Insatisfeitos com a proposta feita pelo governador Romeu Zema (Novo), de pagar 80% do 13º salário de 2018 até maio e o restante até julho, os servidores da segurança pública de Minas Gerais ameaçam entrar em estado de greve e, até mesmo, de promoverem uma paralisação que poderia ocorrer durante o Carnaval. 

A afirmação foi feita após o fim da manifestação desta sexta-feira (22), que interditou a linha verde por mais de duas horas.
 
“Para que isso não ocorra (paralisação), vai depender do governador. Ele sabe que tem uma janela de negociação conosco, e espero que ele negocie os outros pontos que reivindicamos, pois hoje ele só tratou sobre o 13º, afirmou o subtenente Éder Martins, presidente da Associação dos Policiais e Bombeiros de Minas Gerais (Aspra-MG).

Questionado sobre a multa de R$ 50 mil a cada hora de interdição da via, o coronel Mendonça, um dos líderes do movimento, disse que assumiria a responsabilidade. “Eu não recebi notificação nenhuma, mas se recebesse assumiria. A gente não tem dinheiro mesmo. Eles vão me prender por estar requerendo meu 13º? Estamos lutando por um direito básico, alimentar”, criticou o líder.

Dia de portestos

Cerca de dois mil servidores da segurança pública bloquearam os dois sentidos da MG-010, principal via de acesso à sede do executivo estadual e a municípios do vetor Norte da Região Metropolitana de Belo Horizonte, além do aeroporto de Confins. Segundo a Polícia Militar Rodoviária (PMRv), servidores queimaram caixões na rodovia e fecharam o tráfego nos dois sentidos. 

A organização do movimento começou no início da tarde desta sexta na Praça da Estação, onde os servidores deliberaram que continuariam o protesto em frente ao Palácio Tiradentes, na sede do governo estadual. A principal pauta defendida pelo movimento é o pagamento integral do 13º salário de 2018, que representa uma parte da dívida bilionária deixada pelo governo anterior. 

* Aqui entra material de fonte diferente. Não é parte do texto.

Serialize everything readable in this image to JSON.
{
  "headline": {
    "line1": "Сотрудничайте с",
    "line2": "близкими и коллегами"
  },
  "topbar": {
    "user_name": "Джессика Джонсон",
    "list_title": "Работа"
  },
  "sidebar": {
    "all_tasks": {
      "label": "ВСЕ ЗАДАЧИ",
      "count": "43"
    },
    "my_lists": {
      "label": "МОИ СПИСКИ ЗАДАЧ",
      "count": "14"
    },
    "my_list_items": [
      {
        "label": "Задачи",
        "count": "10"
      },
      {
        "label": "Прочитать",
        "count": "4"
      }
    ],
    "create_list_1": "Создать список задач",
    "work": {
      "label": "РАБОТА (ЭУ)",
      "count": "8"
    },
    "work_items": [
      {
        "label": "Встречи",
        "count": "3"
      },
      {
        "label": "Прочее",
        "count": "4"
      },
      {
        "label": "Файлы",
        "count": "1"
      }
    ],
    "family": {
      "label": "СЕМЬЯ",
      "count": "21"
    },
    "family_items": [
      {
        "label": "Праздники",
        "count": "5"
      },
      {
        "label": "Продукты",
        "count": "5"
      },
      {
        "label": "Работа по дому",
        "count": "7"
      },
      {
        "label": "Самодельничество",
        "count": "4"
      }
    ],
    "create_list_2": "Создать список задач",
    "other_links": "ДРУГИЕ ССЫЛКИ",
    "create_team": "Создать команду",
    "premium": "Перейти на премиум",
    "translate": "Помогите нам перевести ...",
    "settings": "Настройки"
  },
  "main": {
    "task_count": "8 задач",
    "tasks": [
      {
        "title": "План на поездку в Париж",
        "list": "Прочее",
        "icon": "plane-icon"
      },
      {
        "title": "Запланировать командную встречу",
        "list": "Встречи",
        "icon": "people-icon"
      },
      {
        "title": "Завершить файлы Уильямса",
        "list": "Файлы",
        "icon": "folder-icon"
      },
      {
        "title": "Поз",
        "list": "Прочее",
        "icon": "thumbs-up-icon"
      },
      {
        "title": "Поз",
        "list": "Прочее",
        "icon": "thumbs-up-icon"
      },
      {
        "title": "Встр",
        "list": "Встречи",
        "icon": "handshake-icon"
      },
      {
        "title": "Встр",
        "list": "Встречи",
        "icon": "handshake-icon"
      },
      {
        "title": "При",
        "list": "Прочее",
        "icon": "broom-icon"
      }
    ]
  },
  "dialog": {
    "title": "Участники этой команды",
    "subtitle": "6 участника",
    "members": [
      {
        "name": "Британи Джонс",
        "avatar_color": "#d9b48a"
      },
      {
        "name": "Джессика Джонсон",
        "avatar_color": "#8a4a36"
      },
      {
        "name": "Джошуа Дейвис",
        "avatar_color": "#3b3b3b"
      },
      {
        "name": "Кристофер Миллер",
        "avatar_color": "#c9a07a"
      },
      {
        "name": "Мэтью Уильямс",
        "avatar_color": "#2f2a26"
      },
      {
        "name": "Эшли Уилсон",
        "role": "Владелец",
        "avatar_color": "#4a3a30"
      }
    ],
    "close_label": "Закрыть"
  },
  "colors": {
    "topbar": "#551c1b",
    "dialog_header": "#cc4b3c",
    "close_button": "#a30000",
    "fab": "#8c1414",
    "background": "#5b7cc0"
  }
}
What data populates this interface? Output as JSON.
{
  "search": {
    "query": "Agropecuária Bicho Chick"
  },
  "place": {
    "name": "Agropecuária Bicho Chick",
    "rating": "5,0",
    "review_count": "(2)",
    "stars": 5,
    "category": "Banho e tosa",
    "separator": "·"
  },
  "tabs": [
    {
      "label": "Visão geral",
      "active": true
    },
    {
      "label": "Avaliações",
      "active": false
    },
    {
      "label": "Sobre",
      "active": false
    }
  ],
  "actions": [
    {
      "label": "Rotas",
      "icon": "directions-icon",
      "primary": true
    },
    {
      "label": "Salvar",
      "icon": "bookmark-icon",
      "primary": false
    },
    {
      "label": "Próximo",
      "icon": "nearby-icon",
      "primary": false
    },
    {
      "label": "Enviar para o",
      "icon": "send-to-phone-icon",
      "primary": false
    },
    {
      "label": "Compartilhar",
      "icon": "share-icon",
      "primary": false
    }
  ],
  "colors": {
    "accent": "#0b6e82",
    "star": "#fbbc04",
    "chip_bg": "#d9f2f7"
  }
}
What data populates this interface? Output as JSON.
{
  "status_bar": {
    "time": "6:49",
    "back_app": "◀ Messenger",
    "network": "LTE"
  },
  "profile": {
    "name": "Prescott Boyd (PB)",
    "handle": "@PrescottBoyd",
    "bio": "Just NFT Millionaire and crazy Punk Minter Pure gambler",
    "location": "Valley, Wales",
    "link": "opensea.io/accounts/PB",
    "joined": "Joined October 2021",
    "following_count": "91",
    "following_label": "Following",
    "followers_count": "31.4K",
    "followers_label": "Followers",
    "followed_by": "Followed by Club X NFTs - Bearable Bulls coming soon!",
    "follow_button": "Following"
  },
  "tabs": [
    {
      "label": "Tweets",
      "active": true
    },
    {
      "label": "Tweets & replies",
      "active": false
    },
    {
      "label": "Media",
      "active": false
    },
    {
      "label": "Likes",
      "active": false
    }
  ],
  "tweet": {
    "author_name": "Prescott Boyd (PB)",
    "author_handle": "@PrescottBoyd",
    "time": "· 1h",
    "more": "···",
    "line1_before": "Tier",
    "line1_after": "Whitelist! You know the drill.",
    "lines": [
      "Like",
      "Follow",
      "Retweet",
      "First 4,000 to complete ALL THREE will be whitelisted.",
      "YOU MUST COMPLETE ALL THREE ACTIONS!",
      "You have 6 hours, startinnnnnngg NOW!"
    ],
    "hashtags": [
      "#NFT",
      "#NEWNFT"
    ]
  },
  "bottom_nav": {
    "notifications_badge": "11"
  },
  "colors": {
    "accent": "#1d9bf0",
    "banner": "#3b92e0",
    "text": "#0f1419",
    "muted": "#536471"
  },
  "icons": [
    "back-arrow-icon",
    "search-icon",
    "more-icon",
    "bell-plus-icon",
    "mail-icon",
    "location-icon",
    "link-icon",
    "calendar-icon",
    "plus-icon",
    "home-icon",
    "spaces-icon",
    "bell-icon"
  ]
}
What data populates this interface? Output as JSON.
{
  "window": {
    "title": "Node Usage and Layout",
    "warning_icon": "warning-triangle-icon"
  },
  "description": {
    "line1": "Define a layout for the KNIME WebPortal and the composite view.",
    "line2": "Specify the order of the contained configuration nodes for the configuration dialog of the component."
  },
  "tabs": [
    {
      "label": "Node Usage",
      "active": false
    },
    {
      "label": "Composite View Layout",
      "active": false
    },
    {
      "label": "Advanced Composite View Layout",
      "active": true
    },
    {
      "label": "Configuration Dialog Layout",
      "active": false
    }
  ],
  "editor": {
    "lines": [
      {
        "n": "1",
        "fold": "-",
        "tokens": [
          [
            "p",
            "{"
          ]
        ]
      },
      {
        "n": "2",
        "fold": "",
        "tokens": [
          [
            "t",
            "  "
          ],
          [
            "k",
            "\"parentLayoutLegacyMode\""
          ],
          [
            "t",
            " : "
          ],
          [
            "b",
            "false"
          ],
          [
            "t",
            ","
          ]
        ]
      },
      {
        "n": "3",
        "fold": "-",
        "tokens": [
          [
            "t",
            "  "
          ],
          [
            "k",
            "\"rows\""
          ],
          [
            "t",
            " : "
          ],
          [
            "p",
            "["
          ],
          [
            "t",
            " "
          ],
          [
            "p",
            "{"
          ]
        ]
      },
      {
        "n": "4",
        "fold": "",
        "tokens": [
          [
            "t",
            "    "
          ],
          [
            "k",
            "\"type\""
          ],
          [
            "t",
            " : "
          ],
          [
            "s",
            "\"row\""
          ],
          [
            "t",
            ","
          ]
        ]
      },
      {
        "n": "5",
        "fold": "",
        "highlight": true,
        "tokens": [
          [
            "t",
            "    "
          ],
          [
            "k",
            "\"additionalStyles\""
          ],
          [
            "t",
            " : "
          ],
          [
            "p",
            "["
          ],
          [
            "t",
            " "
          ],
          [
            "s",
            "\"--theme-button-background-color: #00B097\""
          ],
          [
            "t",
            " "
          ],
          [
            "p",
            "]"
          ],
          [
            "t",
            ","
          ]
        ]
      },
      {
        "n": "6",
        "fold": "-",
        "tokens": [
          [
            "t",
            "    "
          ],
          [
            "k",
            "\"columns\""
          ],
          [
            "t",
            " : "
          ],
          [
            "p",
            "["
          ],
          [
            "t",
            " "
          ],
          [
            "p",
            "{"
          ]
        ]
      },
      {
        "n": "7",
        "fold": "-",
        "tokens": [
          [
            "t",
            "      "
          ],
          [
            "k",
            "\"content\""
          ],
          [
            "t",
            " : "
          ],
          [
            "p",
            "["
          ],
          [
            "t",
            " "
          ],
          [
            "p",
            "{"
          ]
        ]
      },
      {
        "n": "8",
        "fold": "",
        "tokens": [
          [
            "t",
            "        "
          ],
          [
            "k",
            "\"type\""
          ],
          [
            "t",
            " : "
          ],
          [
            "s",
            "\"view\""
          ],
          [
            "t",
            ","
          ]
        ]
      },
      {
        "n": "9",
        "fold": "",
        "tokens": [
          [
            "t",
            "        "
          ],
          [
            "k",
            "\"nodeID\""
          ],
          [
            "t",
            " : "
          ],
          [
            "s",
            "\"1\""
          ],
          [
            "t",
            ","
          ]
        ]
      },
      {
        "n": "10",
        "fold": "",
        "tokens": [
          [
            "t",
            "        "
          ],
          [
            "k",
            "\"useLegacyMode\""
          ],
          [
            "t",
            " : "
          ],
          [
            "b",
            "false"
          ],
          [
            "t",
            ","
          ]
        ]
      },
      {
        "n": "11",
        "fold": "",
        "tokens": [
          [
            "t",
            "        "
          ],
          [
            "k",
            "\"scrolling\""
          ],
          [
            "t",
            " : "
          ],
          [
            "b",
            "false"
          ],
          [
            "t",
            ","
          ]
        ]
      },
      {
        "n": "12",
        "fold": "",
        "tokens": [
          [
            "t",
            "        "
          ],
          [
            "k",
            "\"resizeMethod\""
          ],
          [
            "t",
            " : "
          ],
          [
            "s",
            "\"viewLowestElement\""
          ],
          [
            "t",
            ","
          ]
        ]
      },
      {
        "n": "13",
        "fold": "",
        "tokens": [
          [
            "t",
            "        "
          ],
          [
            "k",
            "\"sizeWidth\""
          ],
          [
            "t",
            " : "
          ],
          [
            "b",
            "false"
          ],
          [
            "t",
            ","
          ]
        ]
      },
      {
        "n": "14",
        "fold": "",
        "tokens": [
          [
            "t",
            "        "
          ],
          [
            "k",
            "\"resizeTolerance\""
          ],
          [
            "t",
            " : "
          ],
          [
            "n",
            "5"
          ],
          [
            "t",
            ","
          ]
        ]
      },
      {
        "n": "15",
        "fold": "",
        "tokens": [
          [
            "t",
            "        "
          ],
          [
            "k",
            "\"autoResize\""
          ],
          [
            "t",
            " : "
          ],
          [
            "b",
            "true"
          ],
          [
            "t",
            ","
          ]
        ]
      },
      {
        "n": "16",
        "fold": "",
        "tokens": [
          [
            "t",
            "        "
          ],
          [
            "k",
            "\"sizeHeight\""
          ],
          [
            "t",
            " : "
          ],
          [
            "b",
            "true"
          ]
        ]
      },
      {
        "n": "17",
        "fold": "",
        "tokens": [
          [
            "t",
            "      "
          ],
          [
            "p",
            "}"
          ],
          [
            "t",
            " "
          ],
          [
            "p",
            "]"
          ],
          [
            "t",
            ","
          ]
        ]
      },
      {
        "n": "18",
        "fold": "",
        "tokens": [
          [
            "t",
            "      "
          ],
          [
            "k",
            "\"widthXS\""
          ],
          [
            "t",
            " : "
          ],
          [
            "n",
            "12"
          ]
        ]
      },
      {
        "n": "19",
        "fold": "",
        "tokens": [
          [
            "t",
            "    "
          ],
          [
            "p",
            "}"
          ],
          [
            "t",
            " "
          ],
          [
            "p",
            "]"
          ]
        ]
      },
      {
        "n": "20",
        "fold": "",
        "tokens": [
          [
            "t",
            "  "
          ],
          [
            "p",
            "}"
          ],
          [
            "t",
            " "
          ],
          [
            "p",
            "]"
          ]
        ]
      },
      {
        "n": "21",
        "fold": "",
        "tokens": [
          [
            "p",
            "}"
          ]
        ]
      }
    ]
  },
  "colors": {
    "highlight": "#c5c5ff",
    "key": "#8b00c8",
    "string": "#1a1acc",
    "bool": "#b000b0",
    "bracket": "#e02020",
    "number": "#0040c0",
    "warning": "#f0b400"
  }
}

O pagamento integral do 13º é a principal, mas não é a única pauta defendida pelos protestantes. Seguno o Sindipol-MG, os servidores também exigem que o governo volte a pagar o salário no quinto dia útil, que faça a reposição inflacionária e quite a dívida com o Instituto de Previdência dos Servidores do Estado de Minas Gerais (Ipsemg) e com o Instituto de Previdência dos Servidores Militares do Estado de Minas Gerais (IPSM).

Uma das reclamações dos servidores é que o Estado alega estar quebrado, mas os servidores do Legislativo e os do Judiciário continuam recebendo seus salários integralmente, o que acabaria levando os funcionários alocados no Executivo a pagar a conta sozinhos.

As mobilizações, de acordo com Sindpol-MG, já vêm sendo articuladas desde a posse do governo de Zema, quando ele disse que continuaria parcelando os vencimentos e que o 13º seria pago da mesma forma. Nesta sexta-feira (22), o governo enviou à imprensa uma nota de esclarecimento na qual afirma que o Estado passa pela pior crise financeira de sua história e que é um dos estados mais endividados do Brasil. 

De acordo com a nota, a dívida do governo com restos a pagar e déficit do último exercício chega a mais de R$ 24 bilhões. Nesse montante, estão inseridas dívidas com fornecedores, 13º de 2018 com os servidores, repasses aos municípios retidos, entre outros.

"Diante deste panorama, o Governo de Minas Gerais trabalha para reequilibrar suas contas, com o objetivo de reduzir despesas, com urgência, para haver a retomada da capacidade de pagamento dos compromissos do Estado. (...) O governador de Minas Gerais, Romeu Zema, está aberto ao diálogo para apresentar com transparência a verdadeira situação financeira do Estado, já abordada nesta nota de esclarecimento. E, principalmente, o que está sendo feito para sanar as contas em aberto com servidores, prefeitos e fornecedores", diz parte da nota.